It’s morning break at school, some time in the early 1970s. I turn to my friend and say, ‘It would have been fun to have been in the Blitz.’ ‘No it wouldn’t,’ he replies. ‘We might have been killed.’ I feel decidedly crushed, if not a little betrayed, by his prosaic response. There goes the break time game I’d had planned.
He was right, of course. It wasn’t fun living in London in the Blitz. It was bloody awful. The fact that it occurred to me as the subject of an exciting game is testimony to the ubiquitous cultural grip the Second World War had on the 1970s. It was everywhere. War movies covered the conflict battle by battle; war comics depicted plucky British chaps outwitting clumsy Germans who used a curious hybrid language never used by any actual German (‘Achtung! Donner und blitzen! Englischer schweinhund – for you ze var is over ...’). No self-respecting boy could be without a meticulously catalogued collection of plastic soldiers (the more dexterous would paint on their uniforms); no sitcom could go longer than a series without an episode in which the characters were locked in somewhere overnight and, as they shared their last bag of chips, invoked Dunkirk, the Blitz, D-Day. I can no more remember learning the major events of the Second World War than I can remember learning to speak English; it was just there. It was the period that had shaped our parents (and, by extension, those in power). Set against the colourless, drab bickering of the 70s, and the inevitable compromises and disappointments of middle age, it seemed heroic in retrospect, and they weren’t going to let go of it without a struggle.
Lately, though, I’ve been digging deeper into the rubble of that time as I research a novel I’m writing set in London during the Blitz. It went on for nine months, from September 7th 1940 to May 10th 1941, almost the length of a school year, with raids every single night, except Christmas Eve, Christmas Day and Boxing Day. An estimated 43,500 people were killed. Shelters were not cosy places where people gathered to share a cigarette, a joke and a song; they were unfurnished, overcrowded and swimming with faeces and urine. People did not unite cheerfully in defiance knowing they were engaged in a noble struggle against the evils of Nazi anti-semitism; they bitched about the Jews taking the best places in the shelters, cheating them in shops and dodging military service. Local councils were blamed for not doing enough, and in January 1941 a well attended and popular ‘People’s Convention’ called for the overthrow of the government. We weren’t all in it together; the Savoy Hotel offered shelters more luxurious than most people’s homes, and the King and Queen escaped to Windsor Castle every night in an armoured Daimler, while houses in the East End were more prone to damage because they were so cheaply built. Rationing was resented and often evaded; crime thrived as people stripped bombed out houses of their contents, or took advantage of the blackout to settle old scores.
And yet, there was also superhuman heroism: a woman dug out clutching her dead baby after over a hundred hours under rubble; the socialist priest Fr.
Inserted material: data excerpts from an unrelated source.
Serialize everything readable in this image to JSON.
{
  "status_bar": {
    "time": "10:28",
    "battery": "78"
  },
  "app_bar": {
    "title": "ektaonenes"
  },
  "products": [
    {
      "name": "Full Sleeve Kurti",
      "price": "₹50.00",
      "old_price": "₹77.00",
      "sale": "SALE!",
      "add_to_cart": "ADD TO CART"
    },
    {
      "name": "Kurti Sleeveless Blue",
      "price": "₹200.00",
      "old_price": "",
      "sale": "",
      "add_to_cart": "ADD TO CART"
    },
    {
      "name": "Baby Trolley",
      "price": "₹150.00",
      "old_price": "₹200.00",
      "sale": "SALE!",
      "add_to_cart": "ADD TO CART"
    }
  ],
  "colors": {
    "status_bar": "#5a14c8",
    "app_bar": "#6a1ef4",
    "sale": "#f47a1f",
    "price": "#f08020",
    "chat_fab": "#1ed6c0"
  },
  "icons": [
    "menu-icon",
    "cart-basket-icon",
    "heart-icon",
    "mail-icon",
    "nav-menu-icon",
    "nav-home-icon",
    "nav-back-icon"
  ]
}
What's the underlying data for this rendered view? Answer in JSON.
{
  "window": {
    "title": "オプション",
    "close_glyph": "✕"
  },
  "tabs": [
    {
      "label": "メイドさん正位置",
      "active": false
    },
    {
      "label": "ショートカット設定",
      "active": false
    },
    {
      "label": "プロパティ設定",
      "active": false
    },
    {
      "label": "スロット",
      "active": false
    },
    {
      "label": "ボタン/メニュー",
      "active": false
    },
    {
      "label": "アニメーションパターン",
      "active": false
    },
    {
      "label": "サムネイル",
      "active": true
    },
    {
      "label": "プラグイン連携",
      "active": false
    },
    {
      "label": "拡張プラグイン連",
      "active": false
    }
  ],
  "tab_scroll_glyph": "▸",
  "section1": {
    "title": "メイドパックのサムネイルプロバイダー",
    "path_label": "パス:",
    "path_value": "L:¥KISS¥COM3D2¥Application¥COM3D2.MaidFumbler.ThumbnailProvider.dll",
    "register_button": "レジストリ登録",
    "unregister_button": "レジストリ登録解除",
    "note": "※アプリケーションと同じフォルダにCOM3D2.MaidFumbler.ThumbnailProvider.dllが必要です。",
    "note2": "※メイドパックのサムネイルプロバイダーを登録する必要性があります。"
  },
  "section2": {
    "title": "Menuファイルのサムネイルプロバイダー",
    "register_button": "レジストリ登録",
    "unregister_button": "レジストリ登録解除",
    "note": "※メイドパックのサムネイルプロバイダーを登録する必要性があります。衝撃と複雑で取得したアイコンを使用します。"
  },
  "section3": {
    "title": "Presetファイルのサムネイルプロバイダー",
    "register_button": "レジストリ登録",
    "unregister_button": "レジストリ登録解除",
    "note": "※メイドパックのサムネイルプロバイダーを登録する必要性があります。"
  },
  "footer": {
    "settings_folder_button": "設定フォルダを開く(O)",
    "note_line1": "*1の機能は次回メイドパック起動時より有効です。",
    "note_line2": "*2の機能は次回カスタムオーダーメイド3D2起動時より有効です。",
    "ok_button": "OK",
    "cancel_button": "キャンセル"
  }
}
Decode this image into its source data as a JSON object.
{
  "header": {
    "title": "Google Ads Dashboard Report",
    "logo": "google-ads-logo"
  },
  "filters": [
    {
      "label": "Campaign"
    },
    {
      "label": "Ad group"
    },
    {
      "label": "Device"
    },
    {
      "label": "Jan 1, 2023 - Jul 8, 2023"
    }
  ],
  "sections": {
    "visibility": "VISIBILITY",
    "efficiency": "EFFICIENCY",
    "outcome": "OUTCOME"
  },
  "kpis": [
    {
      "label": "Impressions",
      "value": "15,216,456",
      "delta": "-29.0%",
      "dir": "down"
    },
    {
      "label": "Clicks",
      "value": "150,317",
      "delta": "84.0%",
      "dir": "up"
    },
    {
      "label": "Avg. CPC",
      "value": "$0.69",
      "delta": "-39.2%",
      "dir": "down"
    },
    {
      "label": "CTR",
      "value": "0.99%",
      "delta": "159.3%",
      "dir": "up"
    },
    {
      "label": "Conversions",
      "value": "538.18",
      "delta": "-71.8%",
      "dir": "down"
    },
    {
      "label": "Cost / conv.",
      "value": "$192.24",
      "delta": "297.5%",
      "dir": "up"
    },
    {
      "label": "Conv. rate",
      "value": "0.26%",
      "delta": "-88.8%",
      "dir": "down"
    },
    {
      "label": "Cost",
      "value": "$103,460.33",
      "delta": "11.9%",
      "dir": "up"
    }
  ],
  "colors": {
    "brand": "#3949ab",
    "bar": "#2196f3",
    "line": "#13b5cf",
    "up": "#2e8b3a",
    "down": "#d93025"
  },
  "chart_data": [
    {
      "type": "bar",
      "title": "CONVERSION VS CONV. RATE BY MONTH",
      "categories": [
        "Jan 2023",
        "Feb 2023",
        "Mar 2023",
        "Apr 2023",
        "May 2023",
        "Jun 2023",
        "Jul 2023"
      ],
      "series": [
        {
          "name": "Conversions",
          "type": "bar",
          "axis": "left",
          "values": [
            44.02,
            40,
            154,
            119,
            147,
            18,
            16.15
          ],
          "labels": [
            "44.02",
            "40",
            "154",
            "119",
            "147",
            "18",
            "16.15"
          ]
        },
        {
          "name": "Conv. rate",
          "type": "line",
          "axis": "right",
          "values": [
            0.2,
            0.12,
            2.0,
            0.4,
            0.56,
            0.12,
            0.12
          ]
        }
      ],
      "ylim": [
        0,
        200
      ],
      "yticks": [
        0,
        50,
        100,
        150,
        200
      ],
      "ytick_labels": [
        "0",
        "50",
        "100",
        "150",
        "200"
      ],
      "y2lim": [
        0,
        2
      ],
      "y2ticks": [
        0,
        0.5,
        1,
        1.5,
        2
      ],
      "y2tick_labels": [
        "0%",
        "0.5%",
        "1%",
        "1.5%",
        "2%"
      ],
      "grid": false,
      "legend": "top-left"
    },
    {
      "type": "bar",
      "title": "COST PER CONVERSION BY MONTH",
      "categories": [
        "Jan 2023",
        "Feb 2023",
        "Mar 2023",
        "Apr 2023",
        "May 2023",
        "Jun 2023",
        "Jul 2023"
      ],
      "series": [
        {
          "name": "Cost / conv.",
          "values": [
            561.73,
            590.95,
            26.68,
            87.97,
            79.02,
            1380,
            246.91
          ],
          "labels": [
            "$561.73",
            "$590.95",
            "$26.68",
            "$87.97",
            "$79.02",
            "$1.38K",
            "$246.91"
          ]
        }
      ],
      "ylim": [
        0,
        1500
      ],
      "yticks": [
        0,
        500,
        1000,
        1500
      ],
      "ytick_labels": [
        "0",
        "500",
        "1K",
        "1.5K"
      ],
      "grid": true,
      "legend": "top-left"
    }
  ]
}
John Groser, who’d lost his job for supporting the General Strike, walking the streets bringing food, comfort and his wife’s cocoa to the victims of the bombing, loved everywhere; numberless Air Raid Precautions staff, despised before the Blitz as officious busybodies, now risking their lives night after night. And, yes, it was often exciting: women in particular were often liberated from their traditional roles and given real responsibility for the first time; transitory, intense relationships flourished in the half light of the burning buildings; and many people reported a paradoxical sense of euphoria at the thought that each night might be their last. One of the most telling aspects of the story is that those who coped best were those who did most for others. The best way to banish the fear was to put on a uniform and have something to do.
I’ve been reminded of all this lately by the response to the recent floods. There is the same jumble there of point-scoring, buck-passing, stoicism and heroism. None of us can know how we will respond when disasters outside our control hit us, but there is something clarifying about these events, highlighting what is important and essential. Maybe that’s why I wanted to play the Blitz at break time. Or maybe it was just an excuse to make a lot of noise in the playground.